* It is well known that measurement error causes attenuation bias in regression analysis estimators.
* This fact appeared in the literature as early at Spearman (1904).
* Attenuation bias also known as regression dilution is the phenomenon where coefficient estimates are biased towards zero.
* We can understand this phenomona very intuitively by thinking about what measurement error means.
* It means we do not have a very good measure of what something is.
* Imagine we measure people's weight and height just by watching that person walk by.
* We will assume we know the average weight of people and we make sure our average guess is that weight.
* However, unless we are trained our guess will probably miss the mark at a large frequency.

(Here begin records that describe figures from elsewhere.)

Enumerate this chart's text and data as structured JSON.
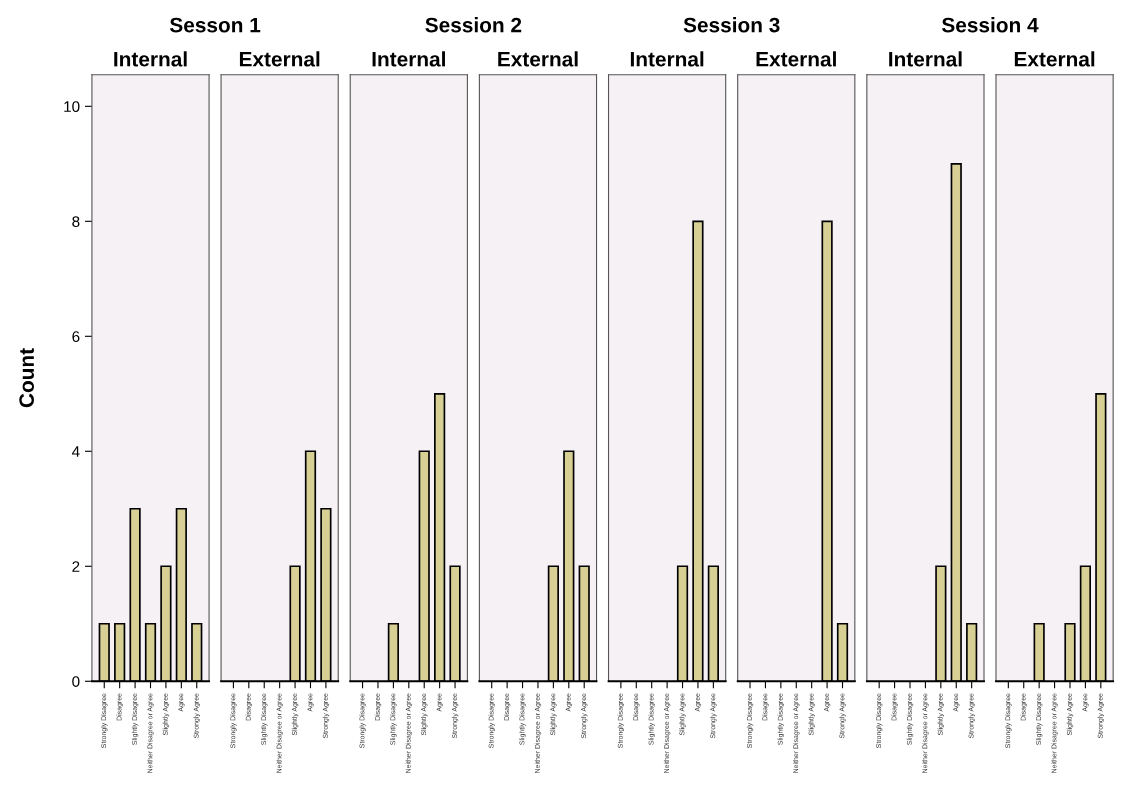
{
  "chart_data": [
    {
      "type": "bar",
      "title": "Sesson 1",
      "subtitle": "Internal",
      "ylabel": "Count",
      "categories": [
        "Strongly Disagree",
        "Disagree",
        "Slightly Disagree",
        "Neither Disagree or Agree",
        "Slightly Agree",
        "Agree",
        "Strongly Agree"
      ],
      "values": [
        1,
        1,
        3,
        1,
        2,
        3,
        1
      ],
      "color": "#d8cf95",
      "ylim": [
        0,
        10.55
      ],
      "yticks": [
        0,
        2,
        4,
        6,
        8,
        10
      ],
      "grid": false
    },
    {
      "type": "bar",
      "subtitle": "External",
      "categories": [
        "Strongly Disagree",
        "Disagree",
        "Slightly Disagree",
        "Neither Disagree or Agree",
        "Slightly Agree",
        "Agree",
        "Strongly Agree"
      ],
      "values": [
        null,
        null,
        null,
        null,
        2,
        4,
        3
      ],
      "color": "#d8cf95",
      "ylim": [
        0,
        10.55
      ],
      "yticks": [
        0,
        2,
        4,
        6,
        8,
        10
      ],
      "tick_labels": "x",
      "grid": false
    },
    {
      "type": "bar",
      "title": "Session 2",
      "subtitle": "Internal",
      "categories": [
        "Strongly Disagree",
        "Disagree",
        "Slightly Disagree",
        "Neither Disagree or Agree",
        "Slightly Agree",
        "Agree",
        "Strongly Agree"
      ],
      "values": [
        null,
        null,
        1,
        null,
        4,
        5,
        2
      ],
      "color": "#d8cf95",
      "ylim": [
        0,
        10.55
      ],
      "yticks": [
        0,
        2,
        4,
        6,
        8,
        10
      ],
      "tick_labels": "x",
      "grid": false
    },
    {
      "type": "bar",
      "subtitle": "External",
      "categories": [
        "Strongly Disagree",
        "Disagree",
        "Slightly Disagree",
        "Neither Disagree or Agree",
        "Slightly Agree",
        "Agree",
        "Strongly Agree"
      ],
      "values": [
        null,
        null,
        null,
        null,
        2,
        4,
        2
      ],
      "color": "#d8cf95",
      "ylim": [
        0,
        10.55
      ],
      "yticks": [
        0,
        2,
        4,
        6,
        8,
        10
      ],
      "tick_labels": "x",
      "grid": false
    },
    {
      "type": "bar",
      "title": "Session 3",
      "subtitle": "Internal",
      "categories": [
        "Strongly Disagree",
        "Disagree",
        "Slightly Disagree",
        "Neither Disagree or Agree",
        "Slightly Agree",
        "Agree",
        "Strongly Agree"
      ],
      "values": [
        null,
        null,
        null,
        null,
        2,
        8,
        2
      ],
      "color": "#d8cf95",
      "ylim": [
        0,
        10.55
      ],
      "yticks": [
        0,
        2,
        4,
        6,
        8,
        10
      ],
      "tick_labels": "x",
      "grid": false
    },
    {
      "type": "bar",
      "subtitle": "External",
      "categories": [
        "Strongly Disagree",
        "Disagree",
        "Slightly Disagree",
        "Neither Disagree or Agree",
        "Slightly Agree",
        "Agree",
        "Strongly Agree"
      ],
      "values": [
        null,
        null,
        null,
        null,
        null,
        8,
        1
      ],
      "color": "#d8cf95",
      "ylim": [
        0,
        10.55
      ],
      "yticks": [
        0,
        2,
        4,
        6,
        8,
        10
      ],
      "tick_labels": "x",
      "grid": false
    },
    {
      "type": "bar",
      "title": "Session 4",
      "subtitle": "Internal",
      "categories": [
        "Strongly Disagree",
        "Disagree",
        "Slightly Disagree",
        "Neither Disagree or Agree",
        "Slightly Agree",
        "Agree",
        "Strongly Agree"
      ],
      "values": [
        null,
        null,
        null,
        null,
        2,
        9,
        1
      ],
      "color": "#d8cf95",
      "ylim": [
        0,
        10.55
      ],
      "yticks": [
        0,
        2,
        4,
        6,
        8,
        10
      ],
      "tick_labels": "x",
      "grid": false
    },
    {
      "type": "bar",
      "subtitle": "External",
      "categories": [
        "Strongly Disagree",
        "Disagree",
        "Slightly Disagree",
        "Neither Disagree or Agree",
        "Slightly Agree",
        "Agree",
        "Strongly Agree"
      ],
      "values": [
        null,
        null,
        1,
        null,
        1,
        2,
        5
      ],
      "color": "#d8cf95",
      "ylim": [
        0,
        10.55
      ],
      "yticks": [
        0,
        2,
        4,
        6,
        8,
        10
      ],
      "tick_labels": "x",
      "grid": false
    }
  ]
}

* Thus, if we want to use our guesses of weight and height as predictors of that person's athletic ability then our estimates will suffer from potentially two problems as a result of our measurement method.
* There is the one previously mentioned, attenuation bias caused from our measures not being exact.
* How, are we going to identify the effect of 5 more pounds or 3 extra inches on athletic performance if we are incapable of accurately gaging the difference between 5 pounds or 3 inches?
* The second potential source of problems is that our errors in measurement might be correlated with our unconsious assessment of the subject's athletic ability.
* That is, perhaps subjects that appear more athletic, we will guess as being taller or weighing less.
* This second issue is much more problematic than attentuation bias.
* It will cause a correlation between our errors and our explanatory variables which causes bias of an unknown form.
* In order to understand why attenuation bias exists remember Beta=cov(x,Y)/var(x) and that the OLS coefficient of BetaHat = cov(X,Y)/var(X).
* Where the observable X = x + v.
* If we assume the error term v is uncorrelated with the outcome variable Y then cov(X,Y)=cov(x,Y)
* However, the var(X) = var(x)+var(v)
* Thus: BetaHat = cov(X,Y)/var(X) = cov(X,Y)/(var(x)+var(v)) = cov(x,Y)/(var(x)+var(v))
* Therefore: |BetaHat| < |Beta| when var(v)>0
* Let's see this in action!
set seed 101
set obs 100000
gen measurement_error = 20*rnormal()
gen weight_observed = true_weight+measurement_error
gen u = rnormal()* 5
corr true_weight weight_observed
* We can see even with measurement error, our estimate of weight is 82% correlated with the true weight.
gen athletic_performance = 10 - .05*true_weight + u
* We expect our estimate of weight to be biased by a factor of alpha where alpha is defined as:
* alpha*|beta| = |BetaHat|
* alpha*|-.05| =|cov(x,Y)/(var(x)+var(v))|=
qui corr true_weight athletic_performance, cov
di r(cov_12)/(30^2 + 20^2)
* = -.03469636
* Thus alpha = 70%
reg athletic_performance weight_observed
di .05 * .7
* Thus we can see the nature of our bias is very predictable under the assumption that the measurement error is uncorrelated with our outcome variable.